The study focused on introducing and evaluating the femoral neck osteotomy guide, consisting of the oriented part and locating part. The guide was designed for improving the accuracy of osteotomy during THA surgery through the posterolateral approach. The difference between actual and planning osteotomy heights in the group with the guide was lower than that in the group without the guide. In addition, the guide is easy to use and does not prolong the operation time.
Hip replacement is currently one of the most effective treatments for severely diseased or degenerated hip joints. More than 1 million hip arthroplasties are performed every year worldwide, and this number is projected to double within the next two decades [
1]. The incidence of LLD after THA has been reported to range from 1% to 27%, with some reports of even up to 50%. It is difficult to eliminate LLD after THA. Combined use of a preoperative femoral template to predict the necessary length correction and plan the femoral neck osteotomy level along with intraoperative measurements is a practical method for avoiding LLD. However, some studies concluded that a planning match exists in only up to 60% of cases, so improving the accuracy of actual performance according to preoperative plan remains controversial [
3,
5]. LLD following hip replacement may cause lower back pain, sciatic nerve palsy, gait dysfunction, hip dislocation and prosthetic loosening, as well as increasing patient dissatisfaction. LLD has been a major post-surgical complaint for patients receiving hip arthroplasty [
6]. LLD is the result of a complex interaction between bone length, implants, soft tissue contractures, and pelvic obliquities. After THA surgery, some authors feel that over-lengthening of the implant head-neck distance resulted in LLD [
7,
8]. In addition, the restoration of femoral offset is also critical for avoiding LLD, as increased femoral offset theoretically can lead to increased implant bending moments and early loosening. During the operation, inaccurate abduction/adduction repositioning of the femur with respect to the pelvis also can cause substantial errors in the measurement of length and offset change [
9]. A variety of methods have been used to avoid or reduce the incidence of LLD, such as preoperative template measurement or using an L-shaped calliper and other surgical devices [
10]. Careful preoperative planning is critical but does not preclude the surgeon from choosing the incorrect components for THA. More importantly, attention to detail both in the planning and performance of the surgery may assist in reducing LLD [
11]. Although meticulous preoperative templating combined with X-ray, CT and other imaging systems assists with sizing an appropriate prosthesis and can be helpful for avoiding LLD, surgeons may unintentionally stray from the template when implants of different sizes or offsets are used [
2]. Although some instruments were used for measuring during the surgery, no professional surgical tools such as those used in knee replacement surgery exist for femoral neck resection. Surgeons typically rely on their experience and finger measurements during the osteotomy.

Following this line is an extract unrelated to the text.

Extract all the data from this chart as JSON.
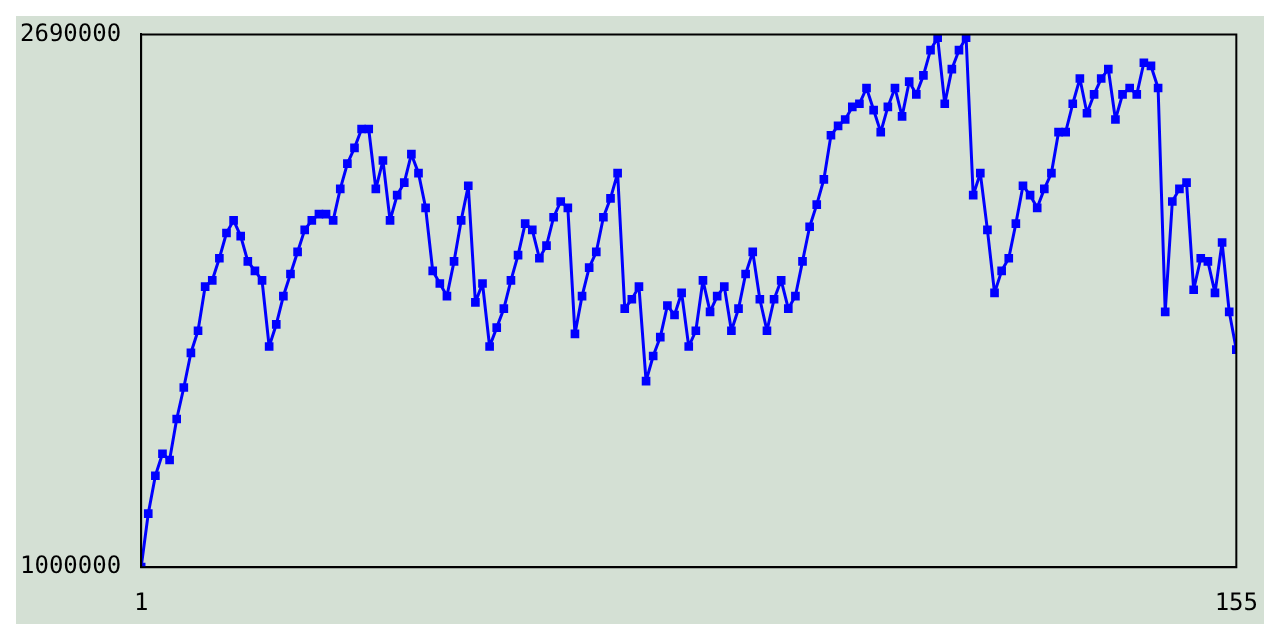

This may be particularly difficult for inexperienced surgeons, especially when trying to gauge the cuneiform plane angle and height of the femoral neck resection. This can extend the operation time, increase blood loss and complicate the procedure. Earlier studies paid close attention to measurement methods using different types of devices and landmarks, but difficulties with operative manipulation have not been addressed thus far. The guide was invented to address the uncertainty of femoral neck osteotomy. In our study, the surgeons had more than 10 years of experience in hip replacement, yet still had a certain degree of error. In the current study, errors in osteotomy height between the actual and predicted size were reduced to 0 ~ 1 mm. Furthermore, LLD was reduced to less than 10 mm. We believe that such a device will become standard in femoral neck osteotomy, resulting in more precision for cutting height and resection angles. This will also reduce the surgical times and alleviate soft tissue damage during the operation.
Our study has some limitations. First, the head-neck distance of the implants was not recorded or compared between the two groups. A device combined femoral neck osteotomy guide with head-neck distance measurement is being developed. Second, in our study, one observer who was blinded to the design was in charge of measurement, so inter-observer agreement was not considered in the design of the study. This was one of the major limitations of the current study. Finally, the soft tissues above the lesser trochanter could not be stripped clean during surgery, which introduced a measurement error in performing the osteotomy. Additionally, in obese patients, it is difficult to expose the lesser trochanter, so the device cannot accommodate all types of patients in clinical practice.